C’est alors que Laura Smet lâche sa phrase explosive, qui résonne comme un manifeste : « Je ne suis pas contre un biopic sur mon père, j’en rêverais même, mais je veux que l’on raconte le vrai Johnny et pas des conneries ». Cette mise en garde s’adresse au biopic de Laeticia. Si le film ne respecte pas la vérité, s’il « embellit trop l’histoire » et transforme Johnny en une « icône lisse et sans aspérité », elle ne le tolérera pas. Son père, dit-elle en substance, « mérite mieux qu’une version édulcorée de sa vie ».

Mais Laura ne s’arrête pas à la critique. En septembre 2025, elle révèle qu’elle prépare son propre film, son premier long-métrage en tant que réalisatrice. Le scénario, de nature autobiographique, est explosif : il raconte l’histoire d’une star qui tombe amoureuse d’une femme presque aussi jeune que sa fille. Cette jeune femme devient « la belle-mère jalouse, manipulatrice, prête à tous les coups bas » pour briser le lien entre le père et sa fille.

Les ressemblances sont impossibles à ignorer. Laeticia avait 23 ans de moins que Johnny, « presque le même âge que Laura » à l’époque de leur rencontre. Laura Smet a choisi l’art comme arme. Elle transforme sa douleur en création, reprenant ainsi le contrôle du « narratif ». Après avoir subi la guerre médiatique, elle prend la caméra pour raconter son histoire, sa version des faits, sur le seul terrain où elle est chez elle : le cinéma.
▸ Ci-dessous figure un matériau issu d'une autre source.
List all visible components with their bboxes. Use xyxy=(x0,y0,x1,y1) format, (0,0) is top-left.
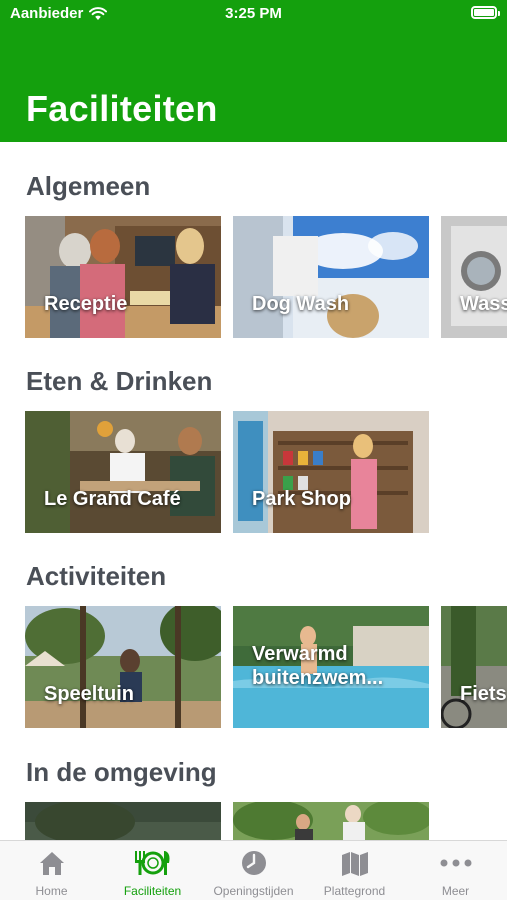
section-title-in-de-omgeving: In de omgeving xyxy=(26,757,217,787)
receptie-photo xyxy=(25,216,221,338)
carousel-algemeen[interactable]: Receptie Dog Wash Wass xyxy=(25,216,507,338)
more-icon xyxy=(440,859,471,867)
card-receptie[interactable]: Receptie xyxy=(25,216,221,338)
carousel-in-de-omgeving[interactable] xyxy=(25,802,507,840)
card-omgeving-1[interactable] xyxy=(25,802,221,840)
carousel-eten-drinken[interactable]: Le Grand Café Park Shop xyxy=(25,411,507,533)
tab-meer[interactable]: Meer xyxy=(405,841,506,900)
card-label: Le Grand Café xyxy=(44,488,181,510)
tab-plattegrond[interactable]: Plattegrond xyxy=(304,841,405,900)
tab-label: Home xyxy=(35,884,68,898)
map-icon xyxy=(341,852,368,876)
card-fietsverhuur[interactable]: Fiets xyxy=(441,606,507,728)
card-label: Park Shop xyxy=(252,488,351,510)
card-wasserette[interactable]: Wass xyxy=(441,216,507,338)
dog-wash-photo xyxy=(233,216,429,338)
card-omgeving-2[interactable] xyxy=(233,802,429,840)
card-label: Wass xyxy=(460,293,507,315)
tab-label: Faciliteiten xyxy=(123,884,182,898)
card-label: Dog Wash xyxy=(252,293,350,315)
card-label: Verwarmd buitenzwem... xyxy=(252,643,384,689)
facilities-content[interactable]: Algemeen Receptie Dog Wash Wass Eten & D… xyxy=(0,142,507,840)
tab-label: Meer xyxy=(441,884,470,898)
battery-icon xyxy=(471,6,500,19)
omgeving-photo-2 xyxy=(233,802,429,840)
home-icon xyxy=(39,852,64,875)
tab-home[interactable]: Home xyxy=(1,841,102,900)
card-label: Speeltuin xyxy=(44,683,135,705)
fiets-photo xyxy=(441,606,507,728)
card-le-grand-cafe[interactable]: Le Grand Café xyxy=(25,411,221,533)
tab-label: Plattegrond xyxy=(323,884,386,898)
clock-icon xyxy=(241,851,266,875)
tab-label: Openingstijden xyxy=(213,884,294,898)
card-verwarmd-buitenzwembad[interactable]: Verwarmd buitenzwem... xyxy=(233,606,429,728)
card-park-shop[interactable]: Park Shop xyxy=(233,411,429,533)
card-label: Fiets xyxy=(460,683,507,705)
section-title-eten-drinken: Eten & Drinken xyxy=(26,366,213,396)
park-shop-photo xyxy=(233,411,429,533)
cafe-photo xyxy=(25,411,221,533)
card-dog-wash[interactable]: Dog Wash xyxy=(233,216,429,338)
cutlery-icon xyxy=(134,851,169,875)
tab-openingstijden[interactable]: Openingstijden xyxy=(203,841,304,900)
section-title-activiteiten: Activiteiten xyxy=(26,561,167,591)
status-bar: Aanbieder 3:25 PM xyxy=(0,0,507,30)
page-title: Faciliteiten xyxy=(26,88,218,129)
card-speeltuin[interactable]: Speeltuin xyxy=(25,606,221,728)
speeltuin-photo xyxy=(25,606,221,728)
status-time: 3:25 PM xyxy=(225,5,282,22)
card-label: Receptie xyxy=(44,293,128,315)
omgeving-photo-1 xyxy=(25,802,221,840)
tab-faciliteiten[interactable]: Faciliteiten xyxy=(102,841,203,900)
carousel-activiteiten[interactable]: Speeltuin Verwarmd buitenzwem... Fiets xyxy=(25,606,507,728)
app-header: Aanbieder 3:25 PM Faciliteiten xyxy=(0,0,507,142)
wasserette-photo xyxy=(441,216,507,338)
tab-bar: Home Faciliteiten Openingstijden Platteg… xyxy=(0,840,507,900)
section-title-algemeen: Algemeen xyxy=(26,171,151,201)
La Renaissance : Une Femme Neuf et Indomptable

Cette transformation de Laura Smet est frappante. De l’« animal blessé » de 2018, elle est devenue, à 42 ans, une femme forte, capable de dire non, de poser ses limites, et de se battre pour ce en quoi elle croit.
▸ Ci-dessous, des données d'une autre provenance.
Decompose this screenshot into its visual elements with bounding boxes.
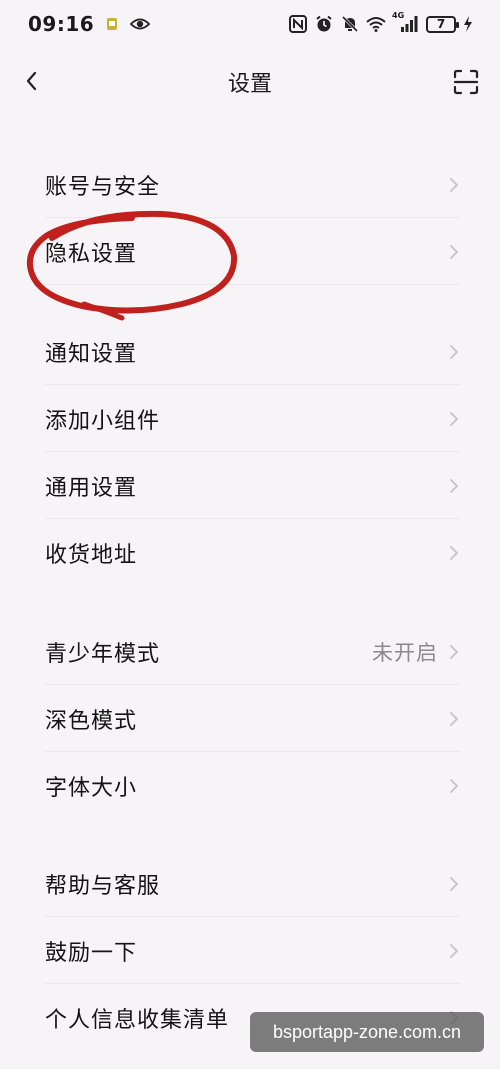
settings-group-display: 青少年模式 未开启 深色模式 字体大小 xyxy=(0,618,500,819)
settings-item-label: 通用设置 xyxy=(45,475,138,501)
cellular-signal-icon: 4G xyxy=(392,11,420,34)
chevron-right-icon xyxy=(450,478,458,493)
chevron-right-icon xyxy=(450,244,458,259)
chevron-right-icon xyxy=(450,545,458,560)
settings-item-account-security[interactable]: 账号与安全 xyxy=(0,151,500,218)
settings-item-general[interactable]: 通用设置 xyxy=(0,452,500,519)
settings-item-label: 收货地址 xyxy=(45,542,138,568)
chevron-right-icon xyxy=(450,644,458,659)
settings-item-font-size[interactable]: 字体大小 xyxy=(0,752,500,819)
settings-item-label: 深色模式 xyxy=(45,708,138,734)
navigation-bar: 设置 xyxy=(0,52,500,112)
status-bar-right: 4G 7 xyxy=(288,11,474,34)
eye-icon xyxy=(130,14,151,34)
chevron-right-icon xyxy=(450,344,458,359)
status-time: 09:16 xyxy=(28,12,95,36)
back-button[interactable] xyxy=(18,66,48,96)
settings-item-teen-mode[interactable]: 青少年模式 未开启 xyxy=(0,618,500,685)
status-bar-left: 09:16 xyxy=(28,12,151,36)
settings-item-rate-us[interactable]: 鼓励一下 xyxy=(0,917,500,984)
settings-group-account: 账号与安全 隐私设置 通知设置 添加小组件 通用设置 收货地址 xyxy=(0,151,500,586)
settings-item-label: 鼓励一下 xyxy=(45,940,138,966)
app-notification-icon xyxy=(102,14,122,34)
chevron-right-icon xyxy=(450,943,458,958)
settings-item-label: 添加小组件 xyxy=(45,408,161,434)
battery-indicator: 7 xyxy=(426,15,459,33)
alarm-icon xyxy=(314,14,334,34)
status-bar: 09:16 4G 7 xyxy=(0,0,500,48)
teen-mode-status: 未开启 xyxy=(372,640,438,665)
settings-item-help-support[interactable]: 帮助与客服 xyxy=(0,850,500,917)
settings-item-privacy[interactable]: 隐私设置 xyxy=(0,218,500,285)
watermark-label: bsportapp-zone.com.cn xyxy=(250,1012,484,1052)
settings-item-label: 青少年模式 xyxy=(45,641,161,667)
chevron-right-icon xyxy=(450,177,458,192)
settings-item-notifications[interactable]: 通知设置 xyxy=(0,318,500,385)
scan-icon xyxy=(453,69,479,95)
chevron-right-icon xyxy=(450,411,458,426)
page-title: 设置 xyxy=(227,72,272,97)
settings-item-dark-mode[interactable]: 深色模式 xyxy=(0,685,500,752)
settings-item-add-widget[interactable]: 添加小组件 xyxy=(0,385,500,452)
wifi-icon xyxy=(366,14,386,34)
settings-item-shipping-address[interactable]: 收货地址 xyxy=(0,519,500,586)
network-type-label: 4G xyxy=(392,11,405,20)
nfc-icon xyxy=(288,14,308,34)
scan-button[interactable] xyxy=(452,68,480,96)
watermark-text: bsportapp-zone.com.cn xyxy=(272,1021,462,1042)
chevron-left-icon xyxy=(26,71,37,91)
mute-bell-icon xyxy=(340,14,360,34)
settings-item-label: 通知设置 xyxy=(45,341,138,367)
chevron-right-icon xyxy=(450,778,458,793)
settings-item-label: 账号与安全 xyxy=(45,174,161,200)
battery-level: 7 xyxy=(436,17,446,31)
settings-item-label: 隐私设置 xyxy=(45,241,138,267)
charging-bolt-icon xyxy=(462,14,474,34)
chevron-right-icon xyxy=(450,711,458,726)
settings-item-label: 帮助与客服 xyxy=(45,873,161,899)
chevron-right-icon xyxy=(450,876,458,891)
settings-item-label: 字体大小 xyxy=(45,775,138,801)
Sa vie personnelle a été l’ancre de cette reconstruction. En décembre 2018, elle a épousé Raphaël Lancray-Javal, un entrepreneur discret et solide. Leur mariage religieux a eu lieu le 15 juin 2019, date symbolique puisqu’il s’agissait de l’anniversaire de Johnny. Puis, en octobre 2020, Laura est devenue mère pour la première fois, donnant naissance à son fils, Léo, dont le prénom est un hommage direct au second prénom de son père, Jean-Philippe Léo Smet.

La maternité lui a conféré une « force nouvelle », une capacité à affronter les épreuves avec plus de sérénité. Aujourd’hui, mariée et mère, elle a retrouvé une stabilité qui lui permet de regarder le passé en face sans être détruite par lui.

Son combat pour la mémoire de son père est désormais un combat pour sa propre place dans l’histoire. Elle veut que les gens se souviennent qu’elle était la fille pour qui Johnny a chanté Laura, celle qui porte son vrai nom, celle qui a ses yeux. Elle refuse de se taire pour éviter les polémiques, car elle a compris que « le silence ne la protègerait pas ».

Le futur s’annonce explosif. En 2027, le biopic de Laeticia sera en salle. Mais avant cela, le film de Laura Smet pourrait déjà être sorti, confrontant deux visions de la famille Hallyday sur grand écran : d’un côté, la version officielle validée par la veuve ; de l’autre, la version « intime, personnelle, douloureuse » portée par la fille aînée. Laura Smet a choisi sa voie : elle sera la « réalisatrice, la narratrice, celle qui tient la caméra ».

Une femme qui a traversé une telle guerre familiale, qui a survécu à l’humiliation et qui a trouvé la force de se reconstruire, n’a plus peur de rien. Elle avance, et personne, pas même Laeticia Hallyday, ne pourra l’arrêter.